Answer Key and Explanations​

Answer Key β€” Question 1​

Answer: B

Customer-managed keys (CMK) stored in Azure Key Vault are the correct mechanism when the organization needs full control over the key lifecycle, including manual rotation. The administrator defines when and how the key is rotated, without dependency on Microsoft.

Alternative A describes exactly the opposite of the requirement: MMK are managed by Microsoft. Alternative C combines blob versioning with MMK, which doesn't solve the key control requirement. Alternative D confuses immutability with encryption, which are distinct controls with different purposes.

The central misconception of the distractors is associating "more security" with more features, when the requirement is specifically about key ownership.

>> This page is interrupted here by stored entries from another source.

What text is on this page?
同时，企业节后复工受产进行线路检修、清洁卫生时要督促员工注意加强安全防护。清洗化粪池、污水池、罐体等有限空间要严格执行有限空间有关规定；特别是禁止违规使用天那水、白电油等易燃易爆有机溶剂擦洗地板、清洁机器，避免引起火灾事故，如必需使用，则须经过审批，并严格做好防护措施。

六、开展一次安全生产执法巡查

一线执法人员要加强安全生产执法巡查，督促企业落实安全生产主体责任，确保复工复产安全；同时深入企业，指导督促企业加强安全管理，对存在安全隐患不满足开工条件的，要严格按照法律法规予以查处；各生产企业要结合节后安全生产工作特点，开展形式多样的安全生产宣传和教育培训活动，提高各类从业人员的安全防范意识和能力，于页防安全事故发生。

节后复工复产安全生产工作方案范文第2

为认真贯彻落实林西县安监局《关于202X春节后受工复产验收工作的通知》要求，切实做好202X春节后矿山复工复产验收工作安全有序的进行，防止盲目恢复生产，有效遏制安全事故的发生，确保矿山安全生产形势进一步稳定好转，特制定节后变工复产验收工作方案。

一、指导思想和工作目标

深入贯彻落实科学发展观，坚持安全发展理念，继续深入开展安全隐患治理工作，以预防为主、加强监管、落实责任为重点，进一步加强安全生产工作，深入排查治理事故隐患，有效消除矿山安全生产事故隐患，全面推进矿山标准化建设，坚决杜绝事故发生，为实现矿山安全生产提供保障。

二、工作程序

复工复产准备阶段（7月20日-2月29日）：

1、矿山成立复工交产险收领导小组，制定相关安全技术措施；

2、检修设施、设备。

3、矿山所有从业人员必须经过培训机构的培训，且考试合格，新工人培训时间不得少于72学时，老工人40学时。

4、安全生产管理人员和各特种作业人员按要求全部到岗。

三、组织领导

Answer Key β€” Question 2​

Answer: B

When an encryption scope is updated to use a new key source or new key, Azure automatically re-encrypts all data associated with that scope in the background. The process is transparent and requires no manual intervention nor causes unavailability.

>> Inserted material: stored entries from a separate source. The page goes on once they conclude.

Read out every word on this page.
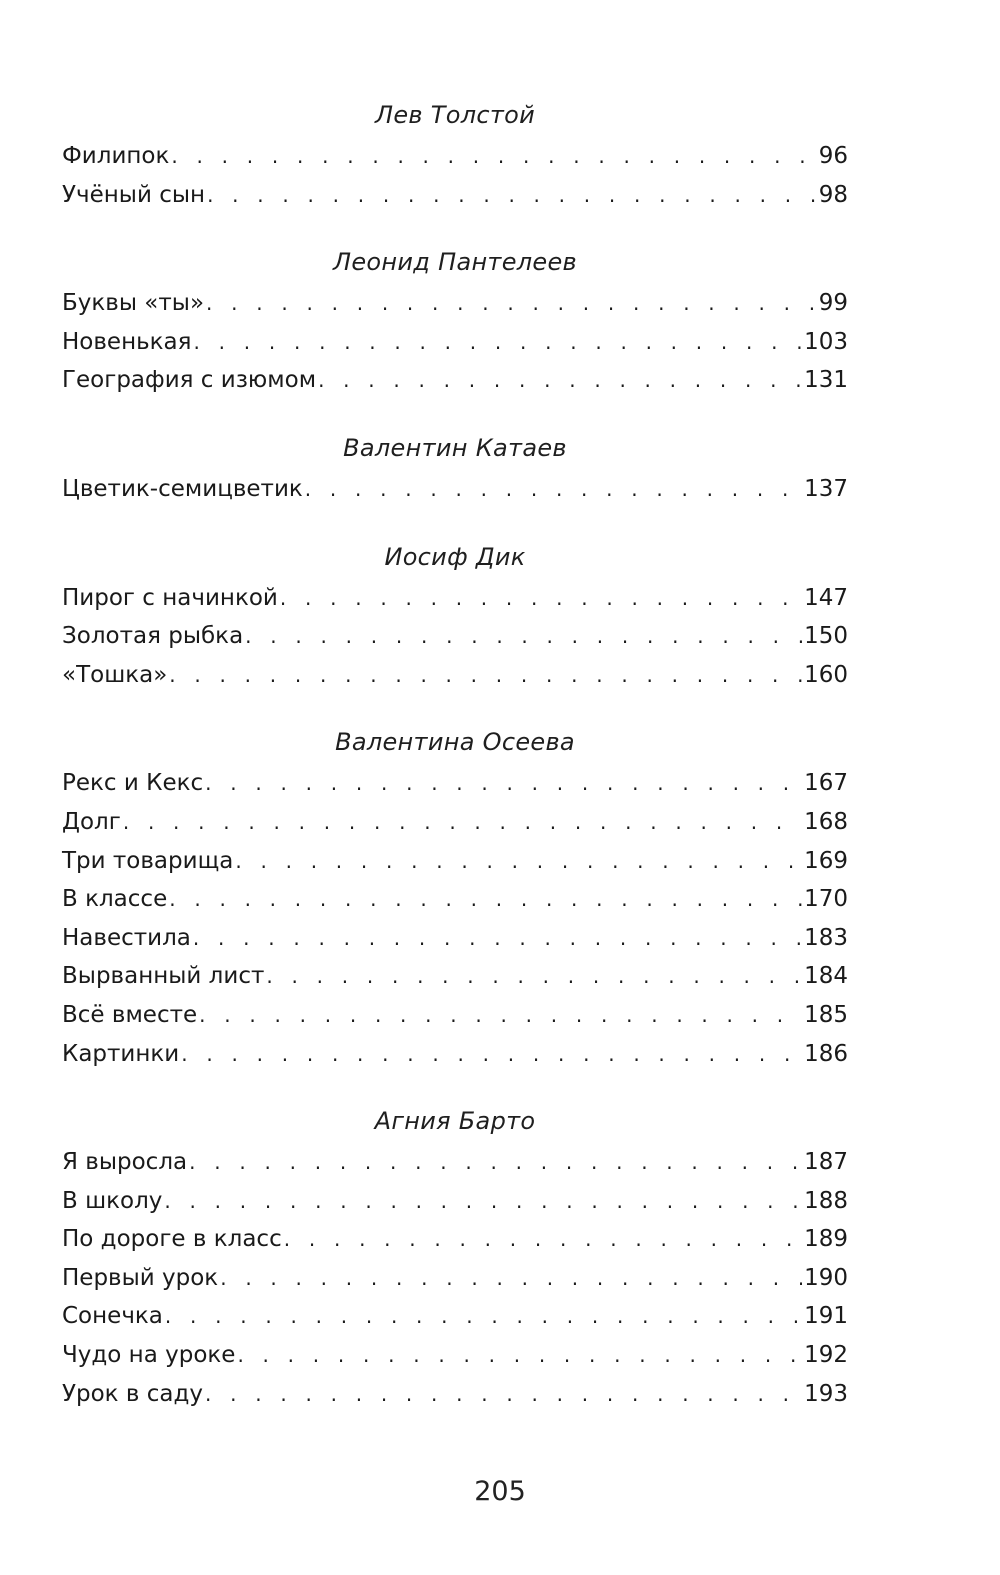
Лев Толстой
Филипок . . .	96
Учёный сын . . .	98
Леонид Пантелеев
Буквы «ты» . . .	99
Новенькая . . .	103
География с изюмом . . .	131
Валентин Катаев
Цветик-семицветик . . .	137
Иосиф Дик
Пирог с начинкой . . .	147
Золотая рыбка . . .	150
«Тошка» . . .	160
Валентина Осеева
Рекс и Кекс . . .	167
Долг . . .	168
Три товарища . . .	169
В классе . . .	170
Навестила . . .	183
Вырванный лист . . .	184
Всё вместе . . .	185
Картинки . . .	186
Агния Барто
Я выросла . . .	187
В школу . . .	188
По дороге в класс . . .	189
Первый урок . . .	190
Сонечка . . .	191
Чудо на уроке . . .	192
Урок в саду . . .	193
205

Alternative A represents a common misconception: assuming that encryption in Azure works like on-premises systems where key changes require manual reprocessing. Alternative C is plausible but incorrect: re-encryption doesn't occur only on read, it's proactive. Alternative D contradicts Azure's actual behavior, which allows scope updates even with existing blobs.

Understanding that re-encryption is automatic and asynchronous is essential for planning CMK migrations without operational impact.


Answer Key β€” Question 3​

Answer: True

Infrastructure encryption adds a second layer of encryption at rest, operating below the service layer. The two layers use AES-256, but with independent keys: the service layer uses keys configured by the administrator (Microsoft-managed or customer-managed), while the infrastructure layer uses Microsoft-managed keys at the platform level.

This configuration is enabled at storage account creation time and cannot be activated on existing accounts. The main risk of marking as false is confusing double encryption with redundancy without value, when in practice it meets compliance requirements that demand encryption at multiple independent layers.


Answer Key β€” Question 4​

Answer: C

When the CMK key in Key Vault is disabled or deleted, Azure Storage loses access to the cryptographic material needed to decrypt the envelope keys that protect the data. The result is complete blocking: neither read nor write operations work until the key is restored and accessible again.

Alternative A represents desirable but non-existent behavior: Azure doesn't automatically fall back to MMK, as this would violate the key sovereignty model that CMK aims to guarantee. Alternative B is a misconception that underestimates the impact: reads also depend on the key. Alternative D describes behavior that never occurs, as Azure never generates keys in the customer's vault without explicit authorization.

This scenario reinforces the need for Key Vault access policies with proper monitoring and alerts when CMK is in use.


Answer Key β€” Question 5​

Answer: C

The default encryption scope defined on the storage account is not automatically propagated to existing containers. For a container to use a default scope, it must be explicitly configured with --default-encryption-scope during creation or through a subsequent update with az storage container set. Without this configuration on the container, blobs uploaded without specifying a scope in the upload operation use the account's default behavior, which may differ from the expected scope.

Alternative A is false: CLI respects encryption scopes normally. Alternative B is false: there's no behavioral distinction between portal and CLI for scopes. Alternative D is plausible but incorrect: the account's default scope applies to containers without their own configuration, except when the container has its own scope configuration defined, which is not the case described.